His task force had returned to the Barnett System less than ten hours ago after its agonizingly slow passage from Yeltsin and what he supposed historians would call the Battle of Yeltsin. "Massacre of Yeltsin" would be more appropriate, and it was his fault. He'd taken the Manties' bait hook, line, and sinker.

He closed his eyes, covering his face with his hands, and knew he was a beaten man. Not just by the Manties, but inside. He'd gone into Yeltsin believing he had a three-to-one advantage, only to find himself facing a force even stronger than his own, and somehow the Manties and their allies had been able to preposition their powered-down wall of battle perfectly.
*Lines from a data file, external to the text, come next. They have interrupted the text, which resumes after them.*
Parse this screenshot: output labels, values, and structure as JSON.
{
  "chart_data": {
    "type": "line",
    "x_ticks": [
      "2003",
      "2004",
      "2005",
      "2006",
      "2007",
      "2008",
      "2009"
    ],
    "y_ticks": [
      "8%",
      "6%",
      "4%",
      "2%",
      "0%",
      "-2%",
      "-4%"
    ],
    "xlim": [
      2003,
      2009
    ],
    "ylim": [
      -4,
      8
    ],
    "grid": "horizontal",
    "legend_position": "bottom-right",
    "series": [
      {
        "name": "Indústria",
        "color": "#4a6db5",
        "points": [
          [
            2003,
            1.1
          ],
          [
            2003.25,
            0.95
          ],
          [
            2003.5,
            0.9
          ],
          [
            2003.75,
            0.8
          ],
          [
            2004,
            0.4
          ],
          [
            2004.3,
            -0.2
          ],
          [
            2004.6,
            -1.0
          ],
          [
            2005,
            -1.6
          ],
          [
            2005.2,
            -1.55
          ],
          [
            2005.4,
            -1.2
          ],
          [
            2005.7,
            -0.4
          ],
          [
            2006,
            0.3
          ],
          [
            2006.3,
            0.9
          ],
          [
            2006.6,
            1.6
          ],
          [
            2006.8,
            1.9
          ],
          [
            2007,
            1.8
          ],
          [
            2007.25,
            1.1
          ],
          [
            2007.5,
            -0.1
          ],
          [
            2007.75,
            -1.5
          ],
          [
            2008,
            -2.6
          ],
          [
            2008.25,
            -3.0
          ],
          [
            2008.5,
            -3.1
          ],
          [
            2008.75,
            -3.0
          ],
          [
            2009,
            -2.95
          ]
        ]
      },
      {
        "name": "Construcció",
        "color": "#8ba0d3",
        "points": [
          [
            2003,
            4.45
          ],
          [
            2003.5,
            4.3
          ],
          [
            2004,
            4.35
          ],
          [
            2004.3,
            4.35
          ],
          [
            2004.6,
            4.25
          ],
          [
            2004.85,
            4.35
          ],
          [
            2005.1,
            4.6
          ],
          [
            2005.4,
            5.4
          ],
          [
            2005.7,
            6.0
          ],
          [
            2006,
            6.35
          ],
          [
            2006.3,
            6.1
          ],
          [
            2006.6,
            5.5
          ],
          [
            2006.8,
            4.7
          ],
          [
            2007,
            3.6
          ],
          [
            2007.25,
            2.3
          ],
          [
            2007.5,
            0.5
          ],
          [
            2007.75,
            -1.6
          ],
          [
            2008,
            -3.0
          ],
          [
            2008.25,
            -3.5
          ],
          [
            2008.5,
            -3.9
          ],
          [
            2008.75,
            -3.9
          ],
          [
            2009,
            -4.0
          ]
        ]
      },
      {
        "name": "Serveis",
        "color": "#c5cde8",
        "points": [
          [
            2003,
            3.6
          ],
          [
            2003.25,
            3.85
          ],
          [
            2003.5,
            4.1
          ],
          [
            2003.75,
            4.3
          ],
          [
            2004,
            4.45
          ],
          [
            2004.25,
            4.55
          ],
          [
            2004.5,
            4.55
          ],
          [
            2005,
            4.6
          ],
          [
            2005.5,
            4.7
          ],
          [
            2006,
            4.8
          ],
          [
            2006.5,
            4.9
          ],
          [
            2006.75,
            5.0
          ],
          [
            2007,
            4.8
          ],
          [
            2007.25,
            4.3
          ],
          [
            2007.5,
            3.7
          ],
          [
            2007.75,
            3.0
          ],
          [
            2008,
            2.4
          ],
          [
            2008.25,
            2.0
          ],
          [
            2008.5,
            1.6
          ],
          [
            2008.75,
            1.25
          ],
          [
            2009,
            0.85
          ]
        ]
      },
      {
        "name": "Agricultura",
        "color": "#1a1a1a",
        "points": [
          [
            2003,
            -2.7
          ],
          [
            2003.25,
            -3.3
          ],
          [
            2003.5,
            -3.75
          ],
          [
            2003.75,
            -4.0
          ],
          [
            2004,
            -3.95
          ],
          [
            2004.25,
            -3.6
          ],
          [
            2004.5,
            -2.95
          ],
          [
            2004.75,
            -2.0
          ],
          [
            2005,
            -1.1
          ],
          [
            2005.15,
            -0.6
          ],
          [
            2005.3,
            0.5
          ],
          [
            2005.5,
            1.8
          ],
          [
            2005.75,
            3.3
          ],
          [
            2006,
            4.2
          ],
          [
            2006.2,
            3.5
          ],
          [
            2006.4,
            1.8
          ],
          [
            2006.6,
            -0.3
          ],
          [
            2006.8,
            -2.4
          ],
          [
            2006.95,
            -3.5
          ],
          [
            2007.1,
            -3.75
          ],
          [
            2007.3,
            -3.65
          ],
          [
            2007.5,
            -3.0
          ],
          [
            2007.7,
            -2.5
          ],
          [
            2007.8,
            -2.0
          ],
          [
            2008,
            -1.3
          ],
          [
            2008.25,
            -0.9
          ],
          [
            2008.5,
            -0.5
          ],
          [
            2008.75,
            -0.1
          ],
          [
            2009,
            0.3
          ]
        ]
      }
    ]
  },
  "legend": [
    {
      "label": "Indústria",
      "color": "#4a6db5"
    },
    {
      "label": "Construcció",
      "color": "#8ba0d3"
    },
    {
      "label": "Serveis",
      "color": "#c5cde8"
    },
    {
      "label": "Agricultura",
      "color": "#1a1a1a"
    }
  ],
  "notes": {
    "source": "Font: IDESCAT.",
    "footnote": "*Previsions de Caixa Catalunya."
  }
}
It was as if they'd been clairvoyant, as if they'd been able to see every move he made in real time.

Their opening broadsides had taken him totally by surprise. A quarter of his fleet had been crippled or destroyed almost before he knew the enemy was there, and he had no idea how he'd extricated anything from the deadly trap. He couldn't remember. No doubt he could replay the com records and flag bridge recorders and reconstruct his orders, but he had absolutely no coherent memory of giving them. It was all a hideous nightmare of lightning-fast decisions and desperate improvisation that had somehow fought clear of Yeltsin with barely half the ships he'd taken into it, and half of them had been so battered their return to Barnett had taken more than twice as long as the passage out.

And now this. The President was dead. The entire government was dead, as were his own father, his younger sister, his brother, three of his cousins, and virtually their entire families, and Navy personnel had done it.

He ground his teeth in agony at the thought. The Manties' Hancock trap had succeeded even more completely against Admiral Rollins than the Yeltsin ambush had against him. Sixteen percent—the best sixteen percent—of the Fleet's wall of battle had been wiped out, and even as the Navy bled and died on the frontiers, another faction of its personnel had committed mass murder against its own people. He ached with agonizing, personal shame and thought longingly of the loaded pulser in his desk drawer. All it would take was a single squeeze of the stud... but he owed the Republic more than that. He owed it whatever he could do to stem the tide of disaster.